Email aliases, personal accounts under House panel scrutiny

While a Democratic critic calls the hearing 'theater,' Rep. Darrell Issa suggests officials deliberately tried to conceal communications.

email

Republicans on the House Oversight and Government Reform panel pilloried Obama administration officials – two former and one current -- at a Sept. 10 hearing over their use of email aliases and personal accounts in ways that may have muddied official records.

Former EPA administrator Lisa Jackson, who has testified at multiple hearings on the topic, parried questions about her use of the email alias "Richard Windsor" (an amalgam of the name of her dog and the name of her New Jersey hometown) to handle correspondence with senior staffers and the White House. John Silver, who once headed the Loan Programs Office at the Department of Energy, was questioned pointedly about his use of personal email in official correspondence.

Rep. Darrell Issa (R-Calif.), chairman of the Oversight and Government Reform Committee, said the current system allows federal employees "simply either out of laziness or in order to circumvent later discovery" to evade the requirements of the Federal Records Act. He also suggested the proliferation of smartphones that support easy toggling among multiple email accounts and lack of records training as potential causes of poor records management.

But Issa and other committee Republicans did not ascribe such innocuous reasons to alleged lapses by Jackson and Silver, and were clearly frustrated by the lack of access to email records that could yield insight on conversations involving federal loan guarantees to two failed firms, solar panel maker Solyndra and Fisker Automotive, an electric-car company.

Meanwhile, Gary Gensler, chairman of the Commodities Future Trading Commission, cited a lack of records training and inability to access work email from outside the office as reasons why he used personal email for much of his official correspondence. In response to requests from the committee, Gensler found 11,000 emails and 3,000 attachments that were sent to, came from, or were copied to his private e-mail address. In response to the probe into his email practices, Gensler has ordered new restrictions on use of personal email at the CFTC.

The witnesses were selected, Issa said, because all three had circumvented provisions of the Federal Records Act.

Federal records law does not ban federal employees from using personal email on official business, but requires that anything qualifying as a federal record be included in agency archives. In advance of the hearing, the National Archives and Records Administration (NARA) issued a bulletin advising agency heads on best practices for preserving agency email and specifically on handing alias accounts and private email addresses.

"While agency employees should not generally use personal email accounts to conduct official agency business, there may be times when agencies authorize the use of personal email accounts, such as in emergency situations when Federal accounts are not accessible or when an employee is initially contacted through a personal account," the guidance says. The practice of using an official alias is considered advisable under certain circumstances, to divide public and internal correspondence, or to separate classified and unclassified information.

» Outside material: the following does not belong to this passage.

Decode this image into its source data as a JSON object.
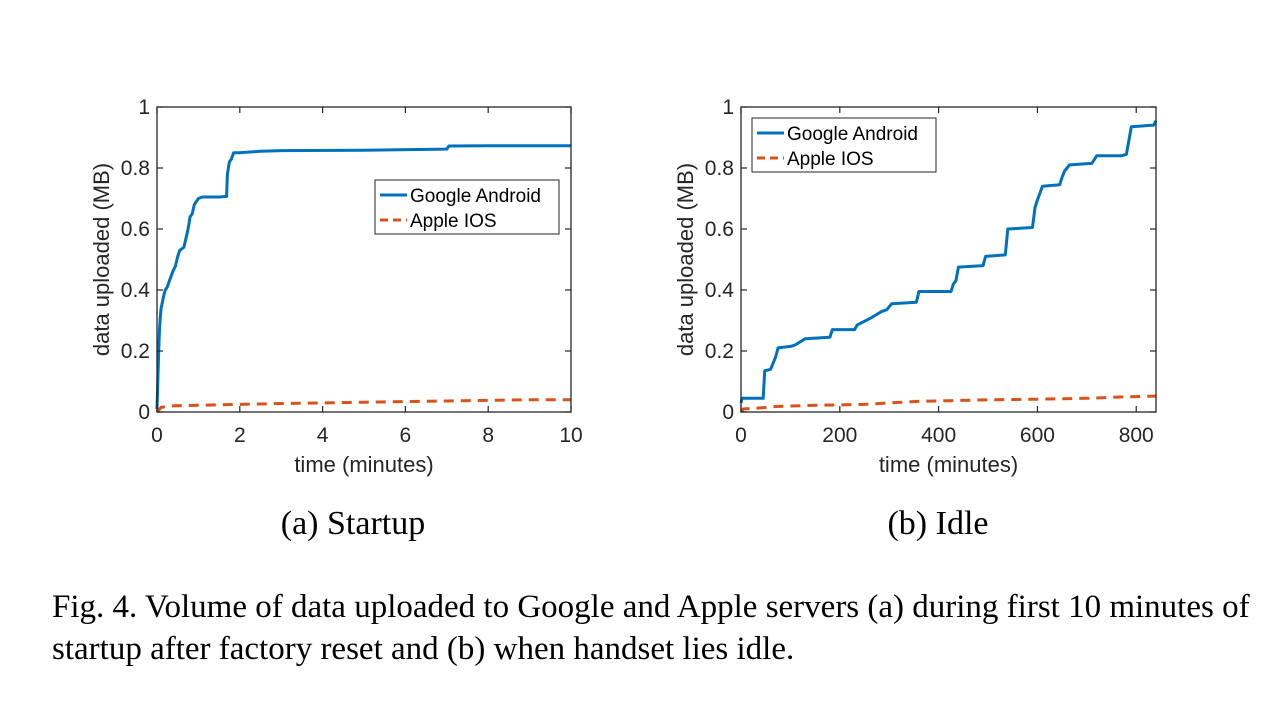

NARA is concerned that alias accounts be identified with the real name of the individual using it, to ensure that emails can be retrieved by agency officials, oversight bodies, inspectors general and individuals making requests under the Freedom of Information Act.

Republican EPA administrators under President George W. Bush used email aliases. (Christine Todd Whitman used the handle ToWhit for her high-level correspondence.) Rep. Gerry Connolly (D-Va.) said that criticizing Jackson for a common practice indicates that the hearing was more about "political theater" than reforming federal records law.

But Issa did not object simply to the use of an alias, as Connolly asserted, noting that he himself doesn't use the typical first-name-dot-last-name email address that is standard issue in the House of Representatives. He objected to what he characterized as a deliberate attempt to conceal communications.

"Very clearly, emails have been lost," Issa said, although all three witnesses denied any intentional wrongdoing.

Legislation is in the works to tighten rules on the use of personal email. Rep. Elijah Cummings (D-Md.), ranking member on the Oversight Committee, sponsored the Electronic Message Preservation Act, which would require officials covered by the Federal Records Act to file official correspondence sent via private email with their agency within five days of sending. The bill has been approved by the committee and is awaiting floor action.